Intra-abdominal tracking is the most challenging because it requires inferring the states of tools when they are outside the camera's field of view.
Tool replacement and re-insertion are the primary causes of ID switches.

Highlights & Insights¶

The three-perspective tracking formulation is a highly original contribution derived from a deep understanding of clinical needs.
The annotation scheme integrates visual cues with clinical knowledge (e.g., inferring operators from trocar ports), reflecting the domain-specific nature of surgical AI.
The benchmark results of <45% HOTA clearly demonstrate the massive gap between current methodologies and clinical necessities.

Limitations & Future Work¶

It only includes a single surgery type, namely laparoscopic cholecystectomy.
The 1 fps sampling rate may miss rapid tool movements.
Seven tool classes might not cover more complex surgical procedures.
Future work can extend this to other surgical procedures and higher temporal resolutions.

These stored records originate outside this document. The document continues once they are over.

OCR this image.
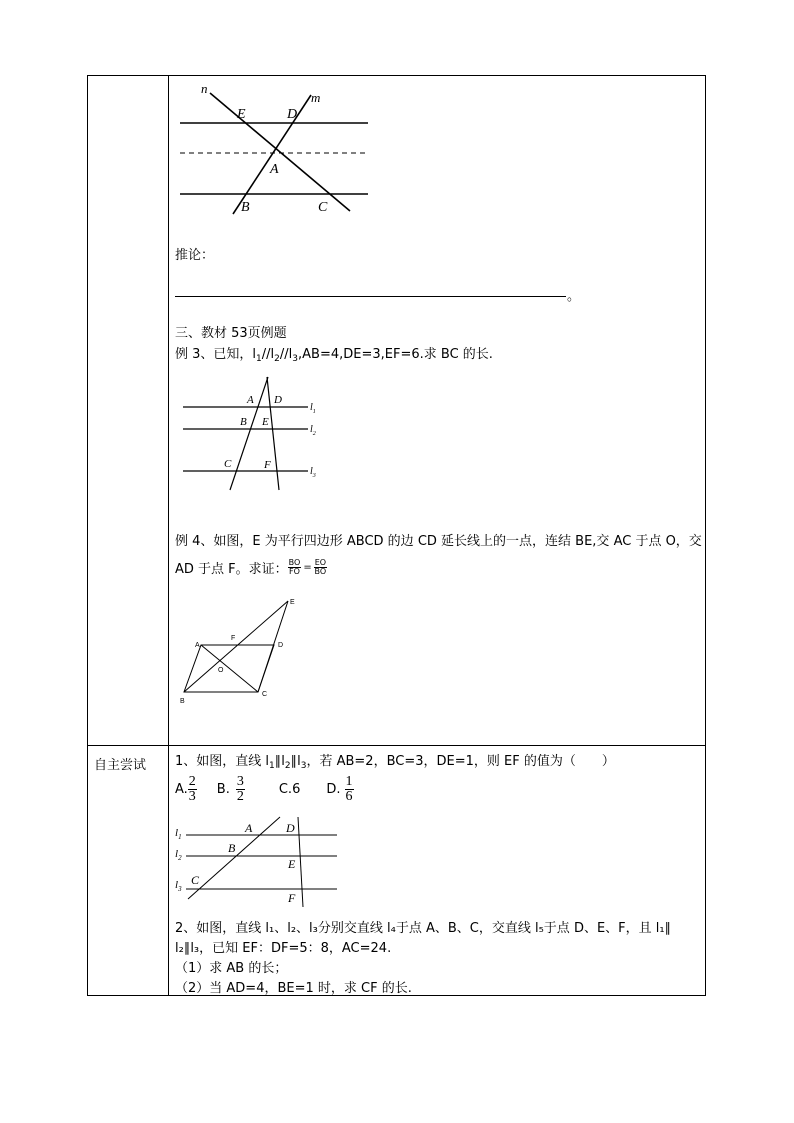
n
m
E	D
A
B	C
推论：
。
三、教材 53页例题
例 3、已知，$l_1//l_2//l_3,AB=4,DE=3,EF=6$.求 BC 的长.
A D
B E
C	F
$l_1$
$l_2$
$l_3$
例 4、如图，E 为平行四边形 ABCD 的边 CD 延长线上的一点，连结 BE,交 AC 于点 O，交
AD 于点 F。求证： $\frac{BO}{FO} = \frac{EO}{BO}$
E
A
F
D
O
B
C
自主尝试 1、如图，直线 $l_1\parallel l_2\parallel l_3$，若 AB=2，BC=3，DE=1，则 EF 的值为（　　）
A. $\frac{2}{3} B$. $\frac{3}{2}$	C.6 D. $\frac{1}{6}$
$l_1$
$l_2$
$l_3$
A	D
B
E
C
F
2、如图，直线 l₁、l₂、l₃分别交直线 l₄于点 A、B、C，交直线 l₅于点 D、E、F，且 l₁∥
l₂∥l₃，已知 EF：DF=5：8，AC=24.
（1）求 AB 的长；
（2）当 AD=4，BE=1 时，求 CF 的长.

vs ATLAS Dione: Only contains detection annotations without multi-perspective tracking.
vs CholecT50: Provides tool-tissue interaction annotations but lacks tracking IDs.
vs MOTChallenge/DanceTrack: General video tracking datasets that do not account for surgical-specific tool entries/departures and visual challenges.

Rating¶

Novelty: ⭐⭐⭐⭐ The three-perspective tracking definition is a significant formal contribution.
Experimental Thoroughness: ⭐⭐⭐⭐ Complete baseline benchmarking and quality control analysis.
Writing Quality: ⭐⭐⭐⭐⭐ Clear problem definitions and comprehensive annotation processes.
Value: ⭐⭐⭐⭐⭐ Fills a gap in dataset resources within the surgical AI field, holding direct clinical application significance.